American President Donald Trump has called for the implementation of a merit-based immigration system, similar to the ones used in countries like Australia and Canada.
During his first address to a joint session of Congress, the President the current US system of ‘lower-skilled’ legal immigration failed to protect workers and highlighted the Australian and Canadian systems.
“I believe that real and positive immigration reform is possible, as long as we focus on the following goals: to improve jobs and wages for Americans, to strengthen our nation’s security, and to restore respect for our laws,” the President said.
“It is a basic principle that those seeking to enter a country ought to be able to support themselves financially. Yet, in America, we do not enforce this rule, straining the very public resources that our poorest citizens rely upon,” he said.
He said a merit-based system would save money, raise wages “and help struggling families – including immigrant families – enter the middle class.”
In a major department from his previous rhetoric regarding immigration, the President has even suggested he would be willing to compromise on his infamously hardline immigration stance. On the proviso that the opposition Democrats Party are willing to do the same.
“The time is right for an immigration bill as long as there is compromise on both sides,” he was reported as telling a private meeting with national news anchors.
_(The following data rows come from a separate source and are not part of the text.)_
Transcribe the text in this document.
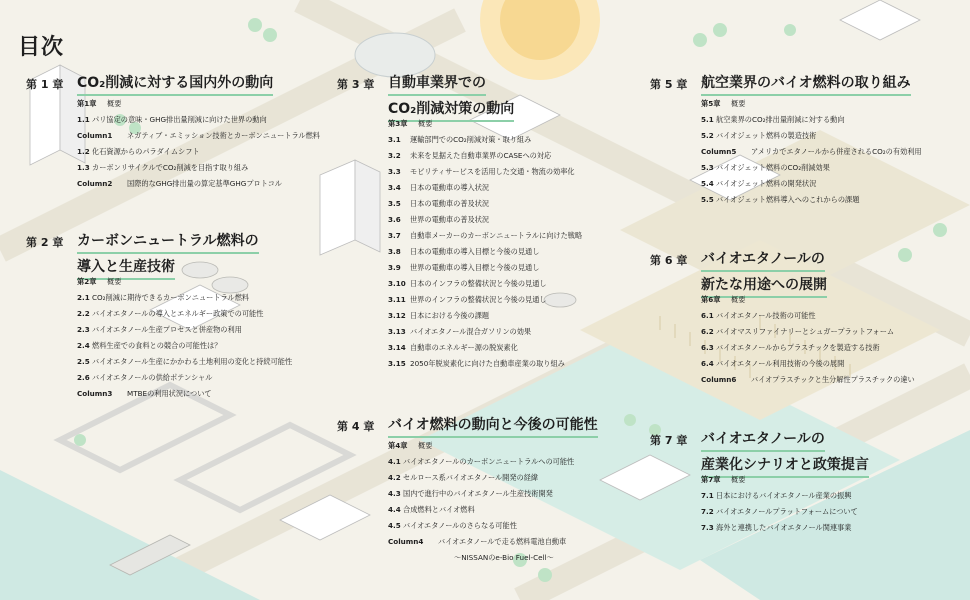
目次
第 1 章 CO₂削減に対する国内外の動向
第1章 概要
1.1 パリ協定の意味・GHG排出量削減に向けた世界の動向
Column1 ネガティブ・エミッション技術とカーボンニュートラル燃料
1.2 化石資源からのパラダイムシフト
1.3 カーボンリサイクルでCO₂削減を目指す取り組み
Column2 国際的なGHG排出量の算定基準GHGプロトコル
第 2 章 カーボンニュートラル燃料の
導入と生産技術
第2章 概要
2.1 CO₂削減に期待できるカーボンニュートラル燃料
2.2 バイオエタノールの導入とエネルギー政策での可能性
2.3 バイオエタノール生産プロセスと併産物の利用
2.4 燃料生産での食料との競合の可能性は？
2.5 バイオエタノール生産にかかわる土地利用の変化と持続可能性
2.6 バイオエタノールの供給ポテンシャル
Column3 MTBEの利用状況について
第 3 章 自動車業界での
CO₂削減対策の動向
第3章 概要
3.1 運輸部門でのCO₂削減対策・取り組み
3.2 未来を見据えた自動車業界のCASEへの対応
3.3 モビリティサービスを活用した交通・物流の効率化
3.4 日本の電動車の導入状況
3.5 日本の電動車の普及状況
3.6 世界の電動車の普及状況
3.7 自動車メーカーのカーボンニュートラルに向けた戦略
3.8 日本の電動車の導入目標と今後の見通し
3.9 世界の電動車の導入目標と今後の見通し
3.10 日本のインフラの整備状況と今後の見通し
3.11 世界のインフラの整備状況と今後の見通し
3.12 日本における今後の課題
3.13 バイオエタノール混合ガソリンの効果
3.14 自動車のエネルギー源の脱炭素化
3.15 2050年脱炭素化に向けた自動車産業の取り組み
第 4 章 バイオ燃料の動向と今後の可能性
第4章 概要
4.1 バイオエタノールのカーボンニュートラルへの可能性
4.2 セルロース系バイオエタノール開発の経緯
4.3 国内で進行中のバイオエタノール生産技術開発
4.4 合成燃料とバイオ燃料
4.5 バイオエタノールのさらなる可能性
Column4 バイオエタノールで走る燃料電池自動車
〜NISSANのe-Bio Fuel-Cell〜
第 5 章 航空業界のバイオ燃料の取り組み
第5章 概要
5.1 航空業界のCO₂排出量削減に対する動向
5.2 バイオジェット燃料の製造技術
Column5 アメリカでエタノールから併産されるCO₂の有効利用
5.3 バイオジェット燃料のCO₂削減効果
5.4 バイオジェット燃料の開発状況
5.5 バイオジェット燃料導入へのこれからの課題
第 6 章 バイオエタノールの
新たな用途への展開
第6章 概要
6.1 バイオエタノール技術の可能性
6.2 バイオマスリファイナリーとシュガープラットフォーム
6.3 バイオエタノールからプラスチックを製造する技術
6.4 バイオエタノール利用技術の今後の展開
Column6 バイオプラスチックと生分解性プラスチックの違い
第 7 章 バイオエタノールの
産業化シナリオと政策提言
第7章 概要
7.1 日本におけるバイオエタノール産業の振興
7.2 バイオエタノールプラットフォームについて
7.3 海外と連携したバイオエタノール関連事業
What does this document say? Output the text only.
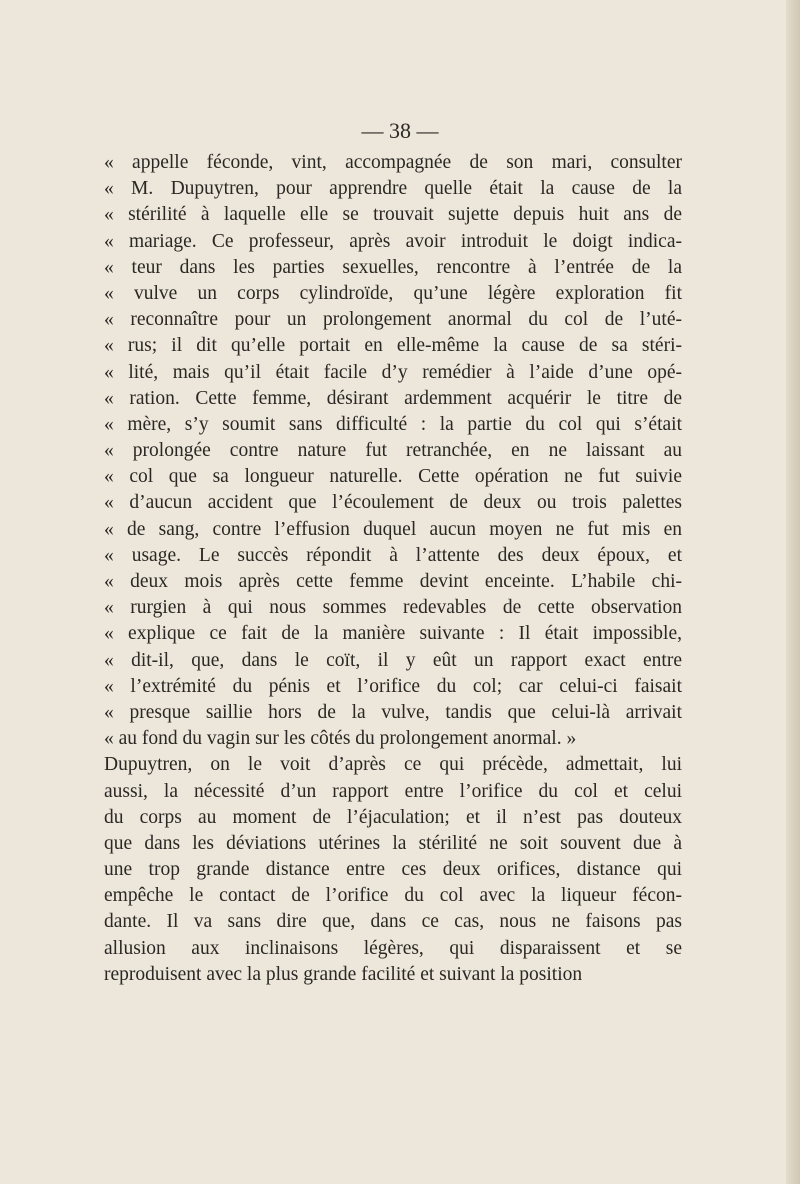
— 38 —
« appelle féconde, vint, accompagnée de son mari, consulter
« M. Dupuytren, pour apprendre quelle était la cause de la
« stérilité à laquelle elle se trouvait sujette depuis huit ans de
« mariage. Ce professeur, après avoir introduit le doigt indica-
« teur dans les parties sexuelles, rencontre à l’entrée de la
« vulve un corps cylindroïde, qu’une légère exploration fit
« reconnaître pour un prolongement anormal du col de l’uté-
« rus; il dit qu’elle portait en elle-même la cause de sa stéri-
« lité, mais qu’il était facile d’y remédier à l’aide d’une opé-
« ration. Cette femme, désirant ardemment acquérir le titre de
« mère, s’y soumit sans difficulté : la partie du col qui s’était
« prolongée contre nature fut retranchée, en ne laissant au
« col que sa longueur naturelle. Cette opération ne fut suivie
« d’aucun accident que l’écoulement de deux ou trois palettes
« de sang, contre l’effusion duquel aucun moyen ne fut mis en
« usage. Le succès répondit à l’attente des deux époux, et
« deux mois après cette femme devint enceinte. L’habile chi-
« rurgien à qui nous sommes redevables de cette observation
« explique ce fait de la manière suivante : Il était impossible,
« dit-il, que, dans le coït, il y eût un rapport exact entre
« l’extrémité du pénis et l’orifice du col; car celui-ci faisait
« presque saillie hors de la vulve, tandis que celui-là arrivait
« au fond du vagin sur les côtés du prolongement anormal. »
Dupuytren, on le voit d’après ce qui précède, admettait, lui
aussi, la nécessité d’un rapport entre l’orifice du col et celui
du corps au moment de l’éjaculation; et il n’est pas douteux
que dans les déviations utérines la stérilité ne soit souvent due à
une trop grande distance entre ces deux orifices, distance qui
empêche le contact de l’orifice du col avec la liqueur fécon-
dante. Il va sans dire que, dans ce cas, nous ne faisons pas
allusion aux inclinaisons légères, qui disparaissent et se
reproduisent avec la plus grande facilité et suivant la position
However, responding to the claims, many Democrats remain unconvinced that the President is willing to soften his controversial immigration stance.
“The only thing Donald Trump is interested in compromising is the United States Constitution,” said newly elected DNC chair Tom Perez, adding that Trump has painted immigrant families as criminals and floated mobilising 100,000 troops to act as a deportation force.
Meanwhile, Minority Leader Chuck Schumer said the immigrant community is “rightfully scared” of what President Trump has done so far regarding immigration.
“His executive order goes far beyond anything that anyone proposed. People are cowering. It’s going to hurt us economically — large numbers of people just aren’t going to show up to work and employers are going to start complaining.”